Senior Profiles: Wills Begor '12

"The Rockefeller Center has given me the skills and confidence to take risks as a leader both on and off campus."

Ever since I was a child, I dreamed of attending Dartmouth College.  My family has a summer home in Sunapee, NH, so I grew up visiting the Dartmouth campus.  I had ski races at the Dartmouth Skiway and watched Dartmouth football games with my grandfather, a Dartmouth ’53.  So, from an early age, I bled Dartmouth Green.  When it came time to apply to college, the decision was easy.  I applied early decision to Dartmouth and was fortunately accepted.

While the Rockefeller Center was not directly a factor in my decision to attend Dartmouth, I chose to attend Dartmouth because of the values that the Rockefeller Center, like many institutions on campus, embodies.  Dartmouth’s 12th President, John Sloan Dickey, once said, “the world’s troubles are your troubles.”  While the quote is often overused on campus, Dartmouth has actively embraced the nexus of rigorous academics and a commitment to lifelong service.  Institutions like the Rockefeller Center not only promote this mission of social action and civic engagement but also provide students with the leadership frameworks to take their passions and put them into practice.

During the spring of my junior year, I participated in the Management & Leadership Development Program (MLDP).  During this term-long program, the Rockefeller Center brought in weekly guest speakers to discuss issues of management and leadership theory, including communication skills, decision making, group facilitation, and strategic planning.  To my knowledge, the Rockefeller Center is the only places on campus where students are exposed to these leadership frameworks in a formal undergraduate setting.

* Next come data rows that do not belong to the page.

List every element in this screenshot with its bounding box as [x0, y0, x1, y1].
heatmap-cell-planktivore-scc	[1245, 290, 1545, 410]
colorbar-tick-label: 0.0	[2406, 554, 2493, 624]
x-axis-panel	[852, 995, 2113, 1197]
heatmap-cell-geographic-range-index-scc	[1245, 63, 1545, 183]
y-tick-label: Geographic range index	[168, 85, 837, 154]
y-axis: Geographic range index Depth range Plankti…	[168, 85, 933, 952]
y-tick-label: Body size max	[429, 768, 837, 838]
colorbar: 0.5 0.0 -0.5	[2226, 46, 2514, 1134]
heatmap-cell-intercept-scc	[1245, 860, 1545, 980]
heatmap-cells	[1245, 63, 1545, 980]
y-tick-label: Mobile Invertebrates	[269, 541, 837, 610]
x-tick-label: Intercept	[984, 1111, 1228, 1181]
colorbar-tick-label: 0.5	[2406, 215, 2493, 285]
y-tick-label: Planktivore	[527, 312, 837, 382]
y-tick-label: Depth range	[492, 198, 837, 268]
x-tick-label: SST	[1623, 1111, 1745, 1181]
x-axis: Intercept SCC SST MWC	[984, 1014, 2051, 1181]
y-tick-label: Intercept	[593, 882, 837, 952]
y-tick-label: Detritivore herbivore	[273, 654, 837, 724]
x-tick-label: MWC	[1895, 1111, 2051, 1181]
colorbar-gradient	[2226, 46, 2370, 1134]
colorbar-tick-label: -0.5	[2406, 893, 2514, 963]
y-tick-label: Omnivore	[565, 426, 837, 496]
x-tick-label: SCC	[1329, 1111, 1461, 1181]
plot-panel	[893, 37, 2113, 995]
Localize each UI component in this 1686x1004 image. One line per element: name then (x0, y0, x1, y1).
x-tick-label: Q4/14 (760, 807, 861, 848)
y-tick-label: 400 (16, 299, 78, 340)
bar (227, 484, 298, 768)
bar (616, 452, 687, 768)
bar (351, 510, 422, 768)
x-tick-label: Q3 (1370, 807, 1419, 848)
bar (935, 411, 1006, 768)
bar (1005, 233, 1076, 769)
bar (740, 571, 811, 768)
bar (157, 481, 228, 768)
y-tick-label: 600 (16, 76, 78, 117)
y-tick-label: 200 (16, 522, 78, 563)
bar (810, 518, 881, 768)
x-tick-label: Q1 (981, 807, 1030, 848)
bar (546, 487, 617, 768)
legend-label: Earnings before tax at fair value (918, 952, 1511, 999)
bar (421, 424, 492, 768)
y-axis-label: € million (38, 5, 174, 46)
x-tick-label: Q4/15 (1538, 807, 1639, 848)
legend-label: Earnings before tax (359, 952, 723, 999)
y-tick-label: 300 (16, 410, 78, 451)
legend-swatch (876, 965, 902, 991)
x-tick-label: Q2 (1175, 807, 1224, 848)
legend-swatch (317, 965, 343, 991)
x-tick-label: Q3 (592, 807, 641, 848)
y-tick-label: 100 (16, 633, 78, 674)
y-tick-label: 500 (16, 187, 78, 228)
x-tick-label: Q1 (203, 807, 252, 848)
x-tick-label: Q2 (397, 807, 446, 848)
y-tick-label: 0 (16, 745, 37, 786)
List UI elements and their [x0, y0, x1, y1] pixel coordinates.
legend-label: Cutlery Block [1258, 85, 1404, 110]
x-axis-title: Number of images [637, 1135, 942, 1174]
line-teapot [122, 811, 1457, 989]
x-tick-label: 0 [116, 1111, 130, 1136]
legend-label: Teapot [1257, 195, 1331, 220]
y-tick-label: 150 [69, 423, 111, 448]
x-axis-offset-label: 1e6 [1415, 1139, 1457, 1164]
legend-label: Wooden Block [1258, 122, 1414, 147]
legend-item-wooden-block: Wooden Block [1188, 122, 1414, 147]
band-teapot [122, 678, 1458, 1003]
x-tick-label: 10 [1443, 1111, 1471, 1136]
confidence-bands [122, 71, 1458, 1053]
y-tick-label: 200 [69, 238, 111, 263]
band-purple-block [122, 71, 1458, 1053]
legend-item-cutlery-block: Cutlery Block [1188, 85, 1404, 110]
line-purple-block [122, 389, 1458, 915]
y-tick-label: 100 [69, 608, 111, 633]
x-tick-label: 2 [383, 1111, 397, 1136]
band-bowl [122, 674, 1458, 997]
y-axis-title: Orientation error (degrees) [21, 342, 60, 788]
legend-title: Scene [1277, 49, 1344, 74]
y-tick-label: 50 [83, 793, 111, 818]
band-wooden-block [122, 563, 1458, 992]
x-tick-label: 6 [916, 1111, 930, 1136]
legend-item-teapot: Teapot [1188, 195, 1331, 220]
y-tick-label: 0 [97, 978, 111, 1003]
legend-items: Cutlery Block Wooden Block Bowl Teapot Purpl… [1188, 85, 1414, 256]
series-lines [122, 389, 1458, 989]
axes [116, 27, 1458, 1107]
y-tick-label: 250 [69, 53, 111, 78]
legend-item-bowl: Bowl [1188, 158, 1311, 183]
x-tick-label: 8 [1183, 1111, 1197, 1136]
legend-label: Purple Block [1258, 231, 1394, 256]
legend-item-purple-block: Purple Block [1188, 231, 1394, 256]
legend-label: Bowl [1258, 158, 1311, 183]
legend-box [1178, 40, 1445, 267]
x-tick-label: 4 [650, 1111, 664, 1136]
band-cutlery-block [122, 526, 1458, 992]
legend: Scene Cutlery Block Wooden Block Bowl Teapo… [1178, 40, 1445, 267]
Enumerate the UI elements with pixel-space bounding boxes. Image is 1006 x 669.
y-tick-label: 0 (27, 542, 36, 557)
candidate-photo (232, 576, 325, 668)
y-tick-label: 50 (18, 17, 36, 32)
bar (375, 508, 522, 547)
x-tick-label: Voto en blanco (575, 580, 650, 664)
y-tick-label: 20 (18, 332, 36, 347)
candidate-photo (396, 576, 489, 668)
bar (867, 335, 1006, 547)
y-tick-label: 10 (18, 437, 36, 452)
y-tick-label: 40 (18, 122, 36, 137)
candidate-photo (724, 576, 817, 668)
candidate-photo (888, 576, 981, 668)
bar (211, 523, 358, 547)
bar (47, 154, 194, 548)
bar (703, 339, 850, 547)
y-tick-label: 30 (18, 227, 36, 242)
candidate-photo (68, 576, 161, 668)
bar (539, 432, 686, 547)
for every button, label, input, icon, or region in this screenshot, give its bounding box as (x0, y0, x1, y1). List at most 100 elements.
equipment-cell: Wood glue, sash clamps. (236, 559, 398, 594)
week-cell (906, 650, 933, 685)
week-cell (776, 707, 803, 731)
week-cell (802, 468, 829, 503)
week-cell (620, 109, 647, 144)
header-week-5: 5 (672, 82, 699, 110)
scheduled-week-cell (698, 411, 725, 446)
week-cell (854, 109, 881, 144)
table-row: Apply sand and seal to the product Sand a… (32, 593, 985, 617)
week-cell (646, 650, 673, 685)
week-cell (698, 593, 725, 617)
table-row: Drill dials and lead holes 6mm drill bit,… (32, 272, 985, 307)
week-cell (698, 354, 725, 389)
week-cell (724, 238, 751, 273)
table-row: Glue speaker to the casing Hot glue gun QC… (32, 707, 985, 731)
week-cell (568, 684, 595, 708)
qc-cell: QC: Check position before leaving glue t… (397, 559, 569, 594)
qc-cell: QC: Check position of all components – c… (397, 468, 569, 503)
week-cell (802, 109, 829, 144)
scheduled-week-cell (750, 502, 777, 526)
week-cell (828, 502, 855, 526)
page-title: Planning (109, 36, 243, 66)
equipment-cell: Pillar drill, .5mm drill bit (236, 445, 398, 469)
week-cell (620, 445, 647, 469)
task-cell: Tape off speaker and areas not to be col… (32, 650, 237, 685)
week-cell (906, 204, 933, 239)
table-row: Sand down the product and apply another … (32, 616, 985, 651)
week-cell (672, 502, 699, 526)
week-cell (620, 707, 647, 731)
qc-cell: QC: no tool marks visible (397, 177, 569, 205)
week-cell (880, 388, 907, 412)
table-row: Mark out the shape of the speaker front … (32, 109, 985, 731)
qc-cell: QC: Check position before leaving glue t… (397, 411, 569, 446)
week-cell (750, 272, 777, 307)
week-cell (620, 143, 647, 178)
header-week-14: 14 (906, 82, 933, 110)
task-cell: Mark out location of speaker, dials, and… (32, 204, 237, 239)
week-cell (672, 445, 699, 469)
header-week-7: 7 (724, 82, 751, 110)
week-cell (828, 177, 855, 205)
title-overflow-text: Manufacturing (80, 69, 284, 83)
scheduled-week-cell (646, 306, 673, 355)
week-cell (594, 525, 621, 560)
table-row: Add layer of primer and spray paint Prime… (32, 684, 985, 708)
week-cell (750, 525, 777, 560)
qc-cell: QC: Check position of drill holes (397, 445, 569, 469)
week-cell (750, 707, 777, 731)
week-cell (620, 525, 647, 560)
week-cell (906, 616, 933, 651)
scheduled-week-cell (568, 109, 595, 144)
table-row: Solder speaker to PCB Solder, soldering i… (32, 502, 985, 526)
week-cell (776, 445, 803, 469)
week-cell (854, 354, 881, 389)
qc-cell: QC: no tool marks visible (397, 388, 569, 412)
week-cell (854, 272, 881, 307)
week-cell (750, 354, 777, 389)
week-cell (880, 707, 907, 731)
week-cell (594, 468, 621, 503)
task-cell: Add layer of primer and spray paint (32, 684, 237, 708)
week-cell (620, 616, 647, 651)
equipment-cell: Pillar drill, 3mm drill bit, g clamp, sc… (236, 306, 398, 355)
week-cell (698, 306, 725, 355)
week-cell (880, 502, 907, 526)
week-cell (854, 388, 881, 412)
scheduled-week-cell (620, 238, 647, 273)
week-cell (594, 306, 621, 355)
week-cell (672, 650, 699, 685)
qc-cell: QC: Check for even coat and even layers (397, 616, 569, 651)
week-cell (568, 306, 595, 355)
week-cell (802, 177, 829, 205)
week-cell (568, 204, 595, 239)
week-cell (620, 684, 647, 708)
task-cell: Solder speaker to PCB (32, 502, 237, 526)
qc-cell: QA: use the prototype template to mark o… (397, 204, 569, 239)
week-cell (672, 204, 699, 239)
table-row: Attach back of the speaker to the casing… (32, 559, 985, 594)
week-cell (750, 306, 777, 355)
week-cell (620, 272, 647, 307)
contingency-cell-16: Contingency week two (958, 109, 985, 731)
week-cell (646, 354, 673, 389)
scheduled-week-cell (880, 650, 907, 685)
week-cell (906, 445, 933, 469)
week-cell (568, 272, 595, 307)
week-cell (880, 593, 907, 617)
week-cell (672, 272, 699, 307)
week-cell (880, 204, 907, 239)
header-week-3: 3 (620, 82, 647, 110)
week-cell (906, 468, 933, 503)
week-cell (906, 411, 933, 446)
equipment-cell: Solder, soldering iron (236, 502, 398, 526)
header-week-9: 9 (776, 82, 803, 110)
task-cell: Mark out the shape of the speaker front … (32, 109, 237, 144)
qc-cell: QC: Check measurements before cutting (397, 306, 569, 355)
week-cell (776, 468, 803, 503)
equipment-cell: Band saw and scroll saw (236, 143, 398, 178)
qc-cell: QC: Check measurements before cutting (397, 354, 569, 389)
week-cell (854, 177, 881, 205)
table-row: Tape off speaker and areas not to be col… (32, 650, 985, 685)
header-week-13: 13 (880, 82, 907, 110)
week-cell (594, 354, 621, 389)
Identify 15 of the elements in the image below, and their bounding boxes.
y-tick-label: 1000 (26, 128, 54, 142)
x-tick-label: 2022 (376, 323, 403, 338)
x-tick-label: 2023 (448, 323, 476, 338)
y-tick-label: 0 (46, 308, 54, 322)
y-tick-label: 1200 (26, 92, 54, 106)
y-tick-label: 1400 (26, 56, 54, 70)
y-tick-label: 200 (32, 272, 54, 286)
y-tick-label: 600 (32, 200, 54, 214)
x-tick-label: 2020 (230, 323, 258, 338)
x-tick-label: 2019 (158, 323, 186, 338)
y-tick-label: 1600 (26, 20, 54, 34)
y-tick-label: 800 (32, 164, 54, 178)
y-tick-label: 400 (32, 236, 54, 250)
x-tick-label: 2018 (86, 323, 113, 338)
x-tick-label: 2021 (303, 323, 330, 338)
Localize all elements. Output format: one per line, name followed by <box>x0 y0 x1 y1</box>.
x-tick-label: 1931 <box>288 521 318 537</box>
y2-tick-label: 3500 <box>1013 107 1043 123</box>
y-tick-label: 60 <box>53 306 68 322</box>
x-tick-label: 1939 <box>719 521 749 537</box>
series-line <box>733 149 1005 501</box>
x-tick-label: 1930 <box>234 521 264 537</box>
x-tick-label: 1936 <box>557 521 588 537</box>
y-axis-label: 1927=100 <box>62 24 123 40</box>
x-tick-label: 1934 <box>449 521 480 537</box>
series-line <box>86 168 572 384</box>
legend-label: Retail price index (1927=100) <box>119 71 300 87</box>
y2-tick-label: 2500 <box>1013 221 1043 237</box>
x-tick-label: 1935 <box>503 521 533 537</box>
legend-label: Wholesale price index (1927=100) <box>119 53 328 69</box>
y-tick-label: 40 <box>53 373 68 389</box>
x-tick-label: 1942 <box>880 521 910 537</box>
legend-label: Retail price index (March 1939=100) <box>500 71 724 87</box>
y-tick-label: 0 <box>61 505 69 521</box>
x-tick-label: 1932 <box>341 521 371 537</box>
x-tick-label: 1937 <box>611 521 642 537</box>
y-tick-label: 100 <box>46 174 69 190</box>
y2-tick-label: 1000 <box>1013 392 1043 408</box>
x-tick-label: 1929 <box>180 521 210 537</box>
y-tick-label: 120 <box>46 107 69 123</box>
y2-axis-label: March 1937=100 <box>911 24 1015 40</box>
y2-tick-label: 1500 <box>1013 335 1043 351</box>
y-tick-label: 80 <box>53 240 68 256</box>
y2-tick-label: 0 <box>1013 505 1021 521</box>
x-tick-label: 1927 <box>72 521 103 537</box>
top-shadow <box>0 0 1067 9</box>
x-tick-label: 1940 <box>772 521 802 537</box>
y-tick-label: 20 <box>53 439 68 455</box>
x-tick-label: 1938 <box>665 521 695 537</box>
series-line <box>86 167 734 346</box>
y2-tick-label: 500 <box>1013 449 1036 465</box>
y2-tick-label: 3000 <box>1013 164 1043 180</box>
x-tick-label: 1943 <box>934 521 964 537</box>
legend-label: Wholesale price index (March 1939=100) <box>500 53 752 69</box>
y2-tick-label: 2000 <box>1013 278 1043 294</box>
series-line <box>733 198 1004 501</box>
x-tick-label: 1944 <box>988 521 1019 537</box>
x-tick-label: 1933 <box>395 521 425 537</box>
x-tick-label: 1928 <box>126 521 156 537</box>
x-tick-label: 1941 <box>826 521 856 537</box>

As a continuation of my relationship with the Rockefeller Center, during my senior year, I joined the Rockefeller Leadership Fellows (RLF).  RLF is a senior fellowship that provides a small group of Dartmouth seniors an opportunity to explore leadership concepts, as well as to reflect back on their own leadership styles.  I learned an incredible amount about different leadership styles from both the guest speakers and the extraordinary seniors involved.  I improved my public speaking, learned about negotiation, and took time to reflect back on my four years at Dartmouth.

Overall, the Rockefeller Center has given me the skills and confidence to take risks as a leader both on and off campus.  While at Dartmouth, for example, I co-founded a student-run non-profit, Project RightChoice, which raised nearly $200,000 in its first two years of operation.  Without a doubt, the public speaking skills and leadership frameworks that I learned at the Rockefeller Center have made me both a better member and leader of Project RightChoice.

As a result of my undergraduate education at Dartmouth and my relationship with the Rockefeller Center, I am now leaving Dartmouth as an individual who remains committed to lifelong service, who continues to seek academic rigor, and who pledges a career to the understanding that the world’s troubles are my troubles and “there is nothing wrong with the world that better human beings cannot fix.”